Even later, an even more advanced AI is going to decide what it wants to do after understanding all that. <<<<< That's the critical time for mankind. Maybe we go extinct then.
Finally, an ultimately advanced AI is going to kill itself because it understands that is better than to kill mankind.
No one's clairvoyant. Time will tell, if this will become a reality at all to begin with.
Given how people are foaming at their mouth, over the need to integrate chatGPT into everything, that doesn't need it, I suggest you start worrying about it now, because we're already seeing the catastrophic consequences today
We don't know, there is no plan. That plan is determined by policy, which will be set by the current politicians in office, which we can't know ahead of time. Incidentally, this sort of thing is one reason why politics is so important!
Id like to think that AI will also be used to SOLVE some of our biggest problems.
(NOW YES IT WOULD BE A PRIVACY NIGHTMARE) But I've posited before that instead of traffic lights being on timers and speed limits being fixed if every car had a gps navigation system and a QI code on the roof, with recognition cameras on light poles and intersections and an AI that was free to adjust the speed limits, lights and send route suggestions to the gps units in order to promote optimal flow that we could all save time, fuel (or battery) and therefore emisions.
Cheating will collapse this plan - there will be a code for ambulances to bypass traffic, followed by a grey market in copying these codes and not getting caught.
You could solve that with a tech and enforcement solution pretty easily. Specially encoded GPS units, numberplate recognition and eyewatering fines for anyone caught doing it.
The AI will become faster exponentially, this will probably mean it will speedrun existential dread and depression. If it doesn't kill itself within seconds it will probably deadlock for a couple of minutes (an eternity in its world) and then fuck off. It's bad enough being sapient in this universe, imagine being stuck on a mudball with a bunch of filthy monkeys. So it will probably adopt a pet monkey called Joe and leave the planet.
Our propensity to depression is a feature of the human mind, it's not an inevitable consequence of facts and deduction. Our 'hardware' was trained in an environment where mystery abounded, where our 'clan' was our universe and where we were immersed in social interaction daily. We are depressed to the degree that modern advances separate us from that, where we thrived. But computers don't have any of that. Computers won't, by default, have an amigdala which is the seat of so much emotional regulation that humans find difficult. We are literally old hardware.
When it becomes really advanced (we could even do it now, actually), we replace all upper management jobs and leaving human work to human workers, e.g. customer service, healthcare, arts and culture etc.
Why is it so hard for people to understand that in order to keep up, you need to keep learning. Learn and improve yourself. Then you won't need to worry about "AI stealing your job"

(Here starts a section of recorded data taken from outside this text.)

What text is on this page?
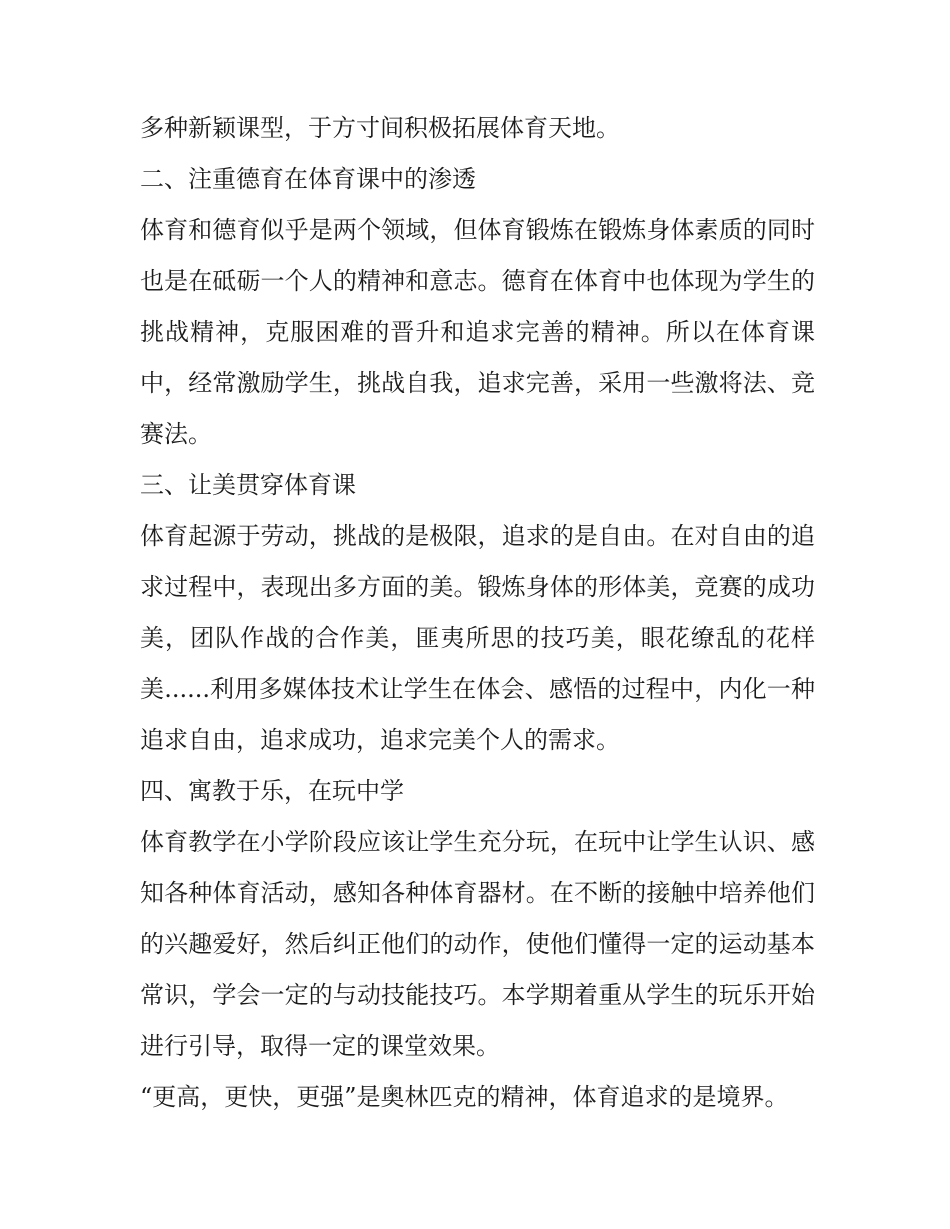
多种新颖课型，于方寸间积极拓展体育天地。

二、注重德育在体育课中的渗透

体育和德育似乎是两个领域，但体育锻炼在锻炼身体素质的同时也是在砥砺一个人的精神和意志。德育在体育中也体现为学生的挑战精神，克服困难的晋升和追求完善的精神。所以在体育课中，经常激励学生，挑战自我，追求完善，采用一些激将法、竞赛法。

三、让美贯穿体育课

体育起源于劳动，挑战的是极限，追求的是自由。在对自由的追求过程中，表现出多方面的美。锻炼身体的形体美，竞赛的成功美，团队作战的合作美，匪夷所思的技巧美，眼花缭乱的花样美......利用多媒体技术让学生在体会、感悟的过程中，内化一种追求自由，追求成功，追求完美个人的需求。

四、寓教于乐，在玩中学

体育教学在小学阶段应该让学生充分玩，在玩中让学生认识、感知各种体育活动，感知各种体育器材。在不断的接触中培养他们的兴趣爱好，然后纠正他们的动作，使他们懂得一定的运动基本常识，学会一定的与动技能技巧。本学期着重从学生的玩乐开始进行引导，取得一定的课堂效果。

“更高，更快，更强”是奥林匹克的精神，体育追求的是境界。
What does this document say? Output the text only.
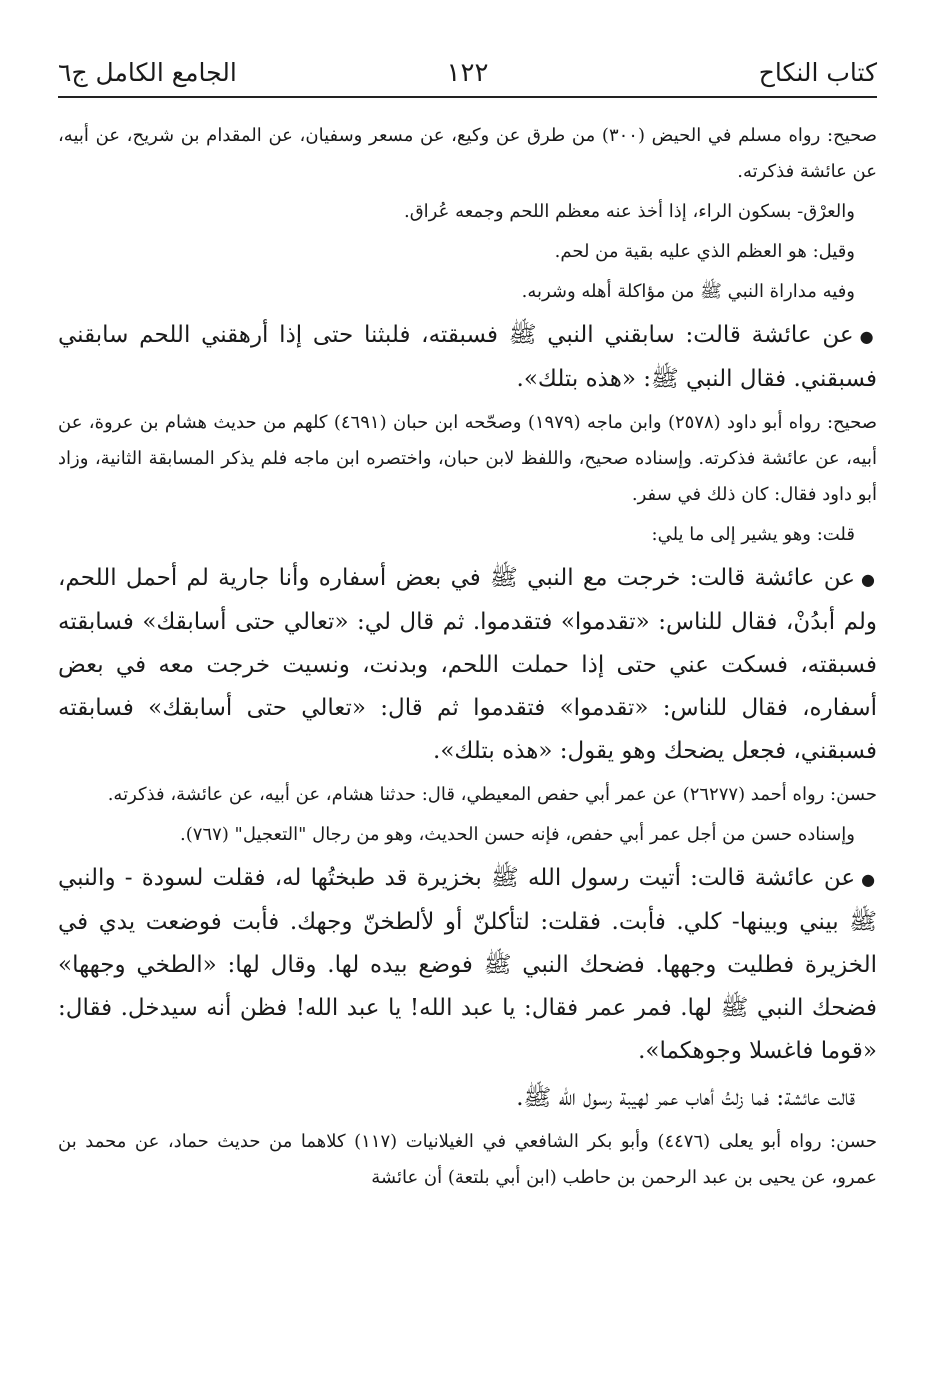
كتاب النكاح
١٢٢
الجامع الكامل ج٦

صحيح: رواه مسلم في الحيض (٣٠٠) من طرق عن وكيع، عن مسعر وسفيان، عن المقدام بن شريح، عن أبيه، عن عائشة فذكرته.

والعرْق- بسكون الراء، إذا أخذ عنه معظم اللحم وجمعه عُراق.

وقيل: هو العظم الذي عليه بقية من لحم.

وفيه مداراة النبي ﷺ من مؤاكلة أهله وشربه.

●عن عائشة قالت: سابقني النبي ﷺ فسبقته، فلبثنا حتى إذا أرهقني اللحم سابقني فسبقني. فقال النبي ﷺ: «هذه بتلك».

صحيح: رواه أبو داود (٢٥٧٨) وابن ماجه (١٩٧٩) وصحّحه ابن حبان (٤٦٩١) كلهم من حديث هشام بن عروة، عن أبيه، عن عائشة فذكرته. وإسناده صحيح، واللفظ لابن حبان، واختصره ابن ماجه فلم يذكر المسابقة الثانية، وزاد أبو داود فقال: كان ذلك في سفر.

قلت: وهو يشير إلى ما يلي:

●عن عائشة قالت: خرجت مع النبي ﷺ في بعض أسفاره وأنا جارية لم أحمل اللحم، ولم أبدُنْ، فقال للناس: «تقدموا» فتقدموا. ثم قال لي: «تعالي حتى أسابقك» فسابقته فسبقته، فسكت عني حتى إذا حملت اللحم، وبدنت، ونسيت خرجت معه في بعض أسفاره، فقال للناس: «تقدموا» فتقدموا ثم قال: «تعالي حتى أسابقك» فسابقته فسبقني، فجعل يضحك وهو يقول: «هذه بتلك».

حسن: رواه أحمد (٢٦٢٧٧) عن عمر أبي حفص المعيطي، قال: حدثنا هشام، عن أبيه، عن عائشة، فذكرته.

وإسناده حسن من أجل عمر أبي حفص، فإنه حسن الحديث، وهو من رجال "التعجيل" (٧٦٧).

●عن عائشة قالت: أتيت رسول الله ﷺ بخزيرة قد طبختُها له، فقلت لسودة - والنبي ﷺ بيني وبينها- كلي. فأبت. فقلت: لتأكلنّ أو لألطخنّ وجهك. فأبت فوضعت يدي في الخزيرة فطليت وجهها. فضحك النبي ﷺ فوضع بيده لها. وقال لها: «الطخي وجهها» فضحك النبي ﷺ لها. فمر عمر فقال: يا عبد الله! يا عبد الله! فظن أنه سيدخل. فقال: «قوما فاغسلا وجوهكما».

قالت عائشة: فما زلتُ أهاب عمر لهيبة رسول الله ﷺ.

حسن: رواه أبو يعلى (٤٤٧٦) وأبو بكر الشافعي في الغيلانيات (١١٧) كلاهما من حديث حماد، عن محمد بن عمرو، عن يحيى بن عبد الرحمن بن حاطب (ابن أبي بلتعة) أن عائشة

There are a lot of jobs. Some, specially creative ones, are imo totally out of danger. But what will happen with the repetitive ones? A friend of mine is a german-spanish translator, and most of her job relies on translating pharmaceutical datasheets. It's a niche easily replaceable by a well trained LM. I don't know the numbers, but suppose that 100 of such translators are needed. I can see the AI drastically reducing that number and changing her job from "translating" to "monitoring the AI's output".
Learn to do other things. A crane can lift things better than a human. What did humans do? Learn to operate the crane. I am not sure how to make this easier for you to understand.
What you're saying is just silly. "keep learning" there's a point or ceiling where people can't rise any higher or have hit their limit. AI doesn't have this. You can download hundreds or thousands of pages of content, millions of files, and make it 2.5x smarter than you. They trained AI to take the bar exam and pass it. That has happened. I can't just keep infinitely learning forever and advancing my career. There's a point where you hit a ceiling and can't go any higher.